Rezension

Bildgewaltig und ergreifend nüchtern

So, und jetzt kommst du
von Arno Frank

Bewertet mit 4 Sternen

Bildgewaltige Erzählung aus der ergreifend nüchternen Realität eines Kindes!

Zum Cover kann ich nur sagen, absolut passend für die 80er Jahre. Polaroid, der Inbegriff der fotografischen Freiheit mit der fetten Bauhaus-Schrift passen wie die Faust aufs Auge. Kein Schnick-Schnak, keine Schnörkel, plakativ wie die Zeit damals auch war. Ob es geschmacklich meine Vorstellung trifft sei dahingestellt, es trifft auf jeden Fall den Nerv der Zeit. Ich finde es köstlich hässlich.

In 4 Teilen begleiten wir den Jungen Arno mit seiner Familie auf einer Odysee durch Frankreich und Portugal. In der kindlichen Naivität eines kleinen Jungen erzählt er zunächst von seiner unbeschwerten und verklärten Kindheit, in der in allen Ecken und Winkeln noch die großen Wunder stecken. Er wird von seinem Vater mit Vorstadt-Weisheiten überschüttet, die der arme Junge für bare Münze nimmt. Getrieben von den betrügerischen Machenschaften des Vaters muss die Familie aber plötzlich von einem Ort zum Anderen ziehen, immer auf den Kosten der Kinder.
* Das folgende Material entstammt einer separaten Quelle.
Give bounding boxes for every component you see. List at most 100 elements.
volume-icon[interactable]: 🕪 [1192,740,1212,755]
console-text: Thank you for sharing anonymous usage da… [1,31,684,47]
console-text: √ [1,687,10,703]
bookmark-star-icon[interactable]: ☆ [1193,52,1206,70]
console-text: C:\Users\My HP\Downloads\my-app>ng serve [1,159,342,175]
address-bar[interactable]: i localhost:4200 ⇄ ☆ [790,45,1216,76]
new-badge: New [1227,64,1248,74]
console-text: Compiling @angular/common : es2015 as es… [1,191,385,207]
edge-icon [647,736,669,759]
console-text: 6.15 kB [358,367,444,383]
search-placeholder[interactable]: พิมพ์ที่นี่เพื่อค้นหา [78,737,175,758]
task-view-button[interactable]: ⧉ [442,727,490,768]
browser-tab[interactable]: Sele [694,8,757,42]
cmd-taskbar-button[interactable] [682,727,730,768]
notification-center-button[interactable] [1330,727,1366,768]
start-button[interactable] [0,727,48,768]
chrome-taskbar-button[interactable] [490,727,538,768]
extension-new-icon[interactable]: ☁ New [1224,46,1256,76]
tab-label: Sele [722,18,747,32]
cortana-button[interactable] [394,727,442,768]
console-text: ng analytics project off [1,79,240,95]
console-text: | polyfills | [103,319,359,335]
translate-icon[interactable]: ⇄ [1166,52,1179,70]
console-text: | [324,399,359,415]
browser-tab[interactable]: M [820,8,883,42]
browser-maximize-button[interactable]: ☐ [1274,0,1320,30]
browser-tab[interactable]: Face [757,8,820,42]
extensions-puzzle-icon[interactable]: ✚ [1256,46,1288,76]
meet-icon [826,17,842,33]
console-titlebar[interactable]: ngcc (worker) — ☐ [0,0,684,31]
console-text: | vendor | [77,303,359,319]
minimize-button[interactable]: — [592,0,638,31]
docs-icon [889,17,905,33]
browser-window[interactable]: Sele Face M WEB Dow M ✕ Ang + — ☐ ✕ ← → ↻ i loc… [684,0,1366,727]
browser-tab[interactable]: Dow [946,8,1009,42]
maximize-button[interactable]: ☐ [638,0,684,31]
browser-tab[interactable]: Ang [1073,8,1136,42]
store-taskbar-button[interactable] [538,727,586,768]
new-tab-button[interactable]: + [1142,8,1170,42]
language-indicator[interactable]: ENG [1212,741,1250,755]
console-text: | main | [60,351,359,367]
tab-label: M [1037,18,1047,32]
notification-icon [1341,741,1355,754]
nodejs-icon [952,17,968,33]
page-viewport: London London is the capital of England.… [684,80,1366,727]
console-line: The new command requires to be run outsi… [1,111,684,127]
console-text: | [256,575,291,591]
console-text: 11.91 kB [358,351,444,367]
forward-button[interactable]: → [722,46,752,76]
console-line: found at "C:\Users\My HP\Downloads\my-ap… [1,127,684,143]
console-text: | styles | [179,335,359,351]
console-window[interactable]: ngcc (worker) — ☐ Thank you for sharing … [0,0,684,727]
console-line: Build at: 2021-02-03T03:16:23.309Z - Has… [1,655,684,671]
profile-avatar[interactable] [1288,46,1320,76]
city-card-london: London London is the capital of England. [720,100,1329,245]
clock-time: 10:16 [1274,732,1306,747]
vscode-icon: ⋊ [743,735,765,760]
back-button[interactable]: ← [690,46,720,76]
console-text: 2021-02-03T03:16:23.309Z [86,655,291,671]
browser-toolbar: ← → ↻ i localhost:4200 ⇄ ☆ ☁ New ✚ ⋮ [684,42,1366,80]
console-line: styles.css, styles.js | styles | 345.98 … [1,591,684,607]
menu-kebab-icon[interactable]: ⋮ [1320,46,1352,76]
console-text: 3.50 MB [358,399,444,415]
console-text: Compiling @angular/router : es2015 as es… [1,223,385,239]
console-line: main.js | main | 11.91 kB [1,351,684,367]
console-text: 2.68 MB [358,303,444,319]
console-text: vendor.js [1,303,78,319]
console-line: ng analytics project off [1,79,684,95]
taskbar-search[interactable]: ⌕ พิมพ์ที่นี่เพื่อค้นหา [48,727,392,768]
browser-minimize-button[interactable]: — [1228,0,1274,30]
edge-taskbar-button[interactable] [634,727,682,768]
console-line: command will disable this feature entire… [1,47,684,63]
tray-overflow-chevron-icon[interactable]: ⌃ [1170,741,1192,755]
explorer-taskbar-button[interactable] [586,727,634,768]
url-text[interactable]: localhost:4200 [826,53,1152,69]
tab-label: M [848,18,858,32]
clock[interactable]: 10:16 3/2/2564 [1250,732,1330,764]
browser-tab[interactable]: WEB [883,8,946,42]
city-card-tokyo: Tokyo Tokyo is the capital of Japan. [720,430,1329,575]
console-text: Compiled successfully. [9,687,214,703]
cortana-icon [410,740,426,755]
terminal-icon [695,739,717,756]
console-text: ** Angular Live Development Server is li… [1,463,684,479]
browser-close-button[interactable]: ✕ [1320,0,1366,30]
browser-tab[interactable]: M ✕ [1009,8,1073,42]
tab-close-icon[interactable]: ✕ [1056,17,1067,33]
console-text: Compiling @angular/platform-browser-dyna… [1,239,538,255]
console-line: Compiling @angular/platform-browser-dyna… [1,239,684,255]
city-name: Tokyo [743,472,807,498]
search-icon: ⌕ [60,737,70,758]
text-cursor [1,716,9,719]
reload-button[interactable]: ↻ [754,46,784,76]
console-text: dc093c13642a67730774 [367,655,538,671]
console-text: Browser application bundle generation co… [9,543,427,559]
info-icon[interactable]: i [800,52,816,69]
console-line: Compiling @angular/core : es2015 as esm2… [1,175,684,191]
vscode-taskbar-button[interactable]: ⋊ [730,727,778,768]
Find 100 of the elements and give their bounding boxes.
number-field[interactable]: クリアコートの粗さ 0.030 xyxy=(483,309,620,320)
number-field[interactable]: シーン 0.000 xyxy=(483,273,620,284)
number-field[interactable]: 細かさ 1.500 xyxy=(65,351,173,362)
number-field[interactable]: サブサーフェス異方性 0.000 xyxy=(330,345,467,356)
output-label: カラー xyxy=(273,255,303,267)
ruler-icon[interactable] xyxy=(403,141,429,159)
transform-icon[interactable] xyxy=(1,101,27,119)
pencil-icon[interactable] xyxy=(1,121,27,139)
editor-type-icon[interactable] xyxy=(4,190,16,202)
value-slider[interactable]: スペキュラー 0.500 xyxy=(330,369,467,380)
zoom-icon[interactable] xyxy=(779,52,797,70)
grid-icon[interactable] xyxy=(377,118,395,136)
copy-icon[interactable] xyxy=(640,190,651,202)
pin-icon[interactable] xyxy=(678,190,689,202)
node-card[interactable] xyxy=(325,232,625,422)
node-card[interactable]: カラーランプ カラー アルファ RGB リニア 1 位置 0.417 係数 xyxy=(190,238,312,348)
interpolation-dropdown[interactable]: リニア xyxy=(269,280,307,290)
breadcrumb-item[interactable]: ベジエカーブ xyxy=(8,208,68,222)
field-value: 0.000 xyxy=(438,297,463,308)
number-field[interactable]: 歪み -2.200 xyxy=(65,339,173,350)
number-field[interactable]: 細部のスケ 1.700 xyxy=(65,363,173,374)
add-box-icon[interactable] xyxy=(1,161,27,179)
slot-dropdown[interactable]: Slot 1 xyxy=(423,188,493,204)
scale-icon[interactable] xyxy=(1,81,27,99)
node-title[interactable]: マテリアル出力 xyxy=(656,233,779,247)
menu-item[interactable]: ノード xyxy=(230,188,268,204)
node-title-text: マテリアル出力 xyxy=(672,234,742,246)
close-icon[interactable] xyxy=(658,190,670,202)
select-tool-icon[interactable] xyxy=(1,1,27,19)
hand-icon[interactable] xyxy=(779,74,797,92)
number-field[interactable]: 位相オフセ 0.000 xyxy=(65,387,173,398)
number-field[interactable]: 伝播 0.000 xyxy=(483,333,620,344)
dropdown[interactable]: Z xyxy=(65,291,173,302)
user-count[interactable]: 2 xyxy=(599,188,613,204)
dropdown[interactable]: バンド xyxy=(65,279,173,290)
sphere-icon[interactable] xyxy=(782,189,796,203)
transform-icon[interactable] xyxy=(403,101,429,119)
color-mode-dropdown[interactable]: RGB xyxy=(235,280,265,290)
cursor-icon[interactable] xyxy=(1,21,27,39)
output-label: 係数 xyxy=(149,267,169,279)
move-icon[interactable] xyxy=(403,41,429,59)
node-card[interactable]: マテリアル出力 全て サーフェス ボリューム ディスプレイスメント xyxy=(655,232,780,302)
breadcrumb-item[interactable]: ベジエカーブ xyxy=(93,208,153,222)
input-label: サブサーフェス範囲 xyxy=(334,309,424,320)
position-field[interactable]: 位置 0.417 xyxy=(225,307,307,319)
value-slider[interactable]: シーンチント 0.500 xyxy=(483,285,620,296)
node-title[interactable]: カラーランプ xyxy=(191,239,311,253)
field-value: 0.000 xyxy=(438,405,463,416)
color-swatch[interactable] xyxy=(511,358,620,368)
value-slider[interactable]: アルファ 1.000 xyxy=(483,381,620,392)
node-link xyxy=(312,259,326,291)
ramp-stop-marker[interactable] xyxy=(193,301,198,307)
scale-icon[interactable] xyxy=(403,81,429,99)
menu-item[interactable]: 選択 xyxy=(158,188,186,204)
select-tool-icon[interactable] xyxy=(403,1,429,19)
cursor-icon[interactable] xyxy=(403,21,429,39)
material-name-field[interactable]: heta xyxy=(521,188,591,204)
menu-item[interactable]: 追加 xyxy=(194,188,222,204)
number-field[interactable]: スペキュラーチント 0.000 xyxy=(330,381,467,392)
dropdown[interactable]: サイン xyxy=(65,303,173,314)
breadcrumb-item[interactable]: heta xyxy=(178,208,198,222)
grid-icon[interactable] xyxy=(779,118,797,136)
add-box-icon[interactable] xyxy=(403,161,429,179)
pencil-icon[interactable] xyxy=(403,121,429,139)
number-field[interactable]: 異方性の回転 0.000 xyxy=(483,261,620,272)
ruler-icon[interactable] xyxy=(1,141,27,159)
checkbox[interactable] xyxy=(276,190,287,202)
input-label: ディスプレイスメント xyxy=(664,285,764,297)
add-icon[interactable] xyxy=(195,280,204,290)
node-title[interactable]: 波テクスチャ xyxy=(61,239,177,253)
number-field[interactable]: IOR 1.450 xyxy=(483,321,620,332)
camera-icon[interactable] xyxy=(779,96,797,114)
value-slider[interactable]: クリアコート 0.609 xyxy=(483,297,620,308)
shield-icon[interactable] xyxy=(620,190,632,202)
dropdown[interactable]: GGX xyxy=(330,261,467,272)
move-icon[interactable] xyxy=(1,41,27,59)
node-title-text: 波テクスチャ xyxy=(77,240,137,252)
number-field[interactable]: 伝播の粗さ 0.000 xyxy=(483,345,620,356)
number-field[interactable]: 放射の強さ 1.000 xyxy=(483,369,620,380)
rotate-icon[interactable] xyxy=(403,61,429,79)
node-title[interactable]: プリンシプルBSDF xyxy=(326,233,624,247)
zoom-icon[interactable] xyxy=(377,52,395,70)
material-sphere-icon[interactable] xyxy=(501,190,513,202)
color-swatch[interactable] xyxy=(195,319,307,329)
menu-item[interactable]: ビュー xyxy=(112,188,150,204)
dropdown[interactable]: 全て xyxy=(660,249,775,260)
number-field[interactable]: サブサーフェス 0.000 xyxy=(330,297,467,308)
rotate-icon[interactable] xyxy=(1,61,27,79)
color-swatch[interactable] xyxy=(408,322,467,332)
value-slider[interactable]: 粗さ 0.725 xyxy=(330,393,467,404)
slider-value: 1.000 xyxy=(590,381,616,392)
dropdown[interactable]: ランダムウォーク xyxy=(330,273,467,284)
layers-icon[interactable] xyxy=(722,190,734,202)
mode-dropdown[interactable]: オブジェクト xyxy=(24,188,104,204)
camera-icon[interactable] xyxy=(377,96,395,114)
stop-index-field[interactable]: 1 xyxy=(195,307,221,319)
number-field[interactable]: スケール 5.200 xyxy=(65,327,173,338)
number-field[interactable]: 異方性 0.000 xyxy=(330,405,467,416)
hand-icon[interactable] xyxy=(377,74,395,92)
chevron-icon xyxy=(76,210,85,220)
Bis sie zum Schluß wieder da ankommen, wo alles begann. Die anfänglich unerschütterliche Liebe der Eltern bröckelt, genauso wie der Fassade des Felses in der Brandung, der haltgebende Anker für die Kinder. Bis sie sich zum Schluß nur noch verwahrlost und abgestumpft ihrem Schicksal ergeben müssen. 
Mit einer bildgewaltigen Kulisse beschreibt Arno Frank in seiner Autofiktion in sehr wortgewandter, pointierter und ironischen Sprache die Geschehnisse in der ergreifenden, sarkastischen Nüchternheit, die aus der Sicht eines Jungen entspringt. Einige Andeutungen bleiben im Raum stehen, da sie aus der Perspektive des Kindes nicht anders wahrgenommen wurden und aus seiner Erzählung heraus nicht erklärt werden können. Ein Junge, der fast bis zum Schluß den Vater auf kindlichen Charme idealisiert. Aus der Angst heraus die Eltern und die Familie zu verlieren, lassen die Kinder die Geschehnisse über sich ergehen und ziehen bedingungslos mit. 
Und bis zum Schluß klingt es fast wie eine Hommage an seinen Vater, der niemals die Familie aufgeben wollte. Es gibt keinen Vorwurf, keine Infragestellung, keine Verurteilung. 
Einige der Passagen wirken für mich trotz herausragender Erzählung etwas lang und zu viel. Es ist kein „Roadmovie" mit wilder Verfolgungsjagd, sondern bleibt von der Dramaturgie eher flach. Es ist vielmehr die subtile Erdrückung und Machtlosigkeit durch die bedingungslose Liebe der Kinder, die einem beim Lesen immer wieder das Herz zuschnüren lässt.
Der Epilog hat mich selber dann noch mal sehr ergriffen.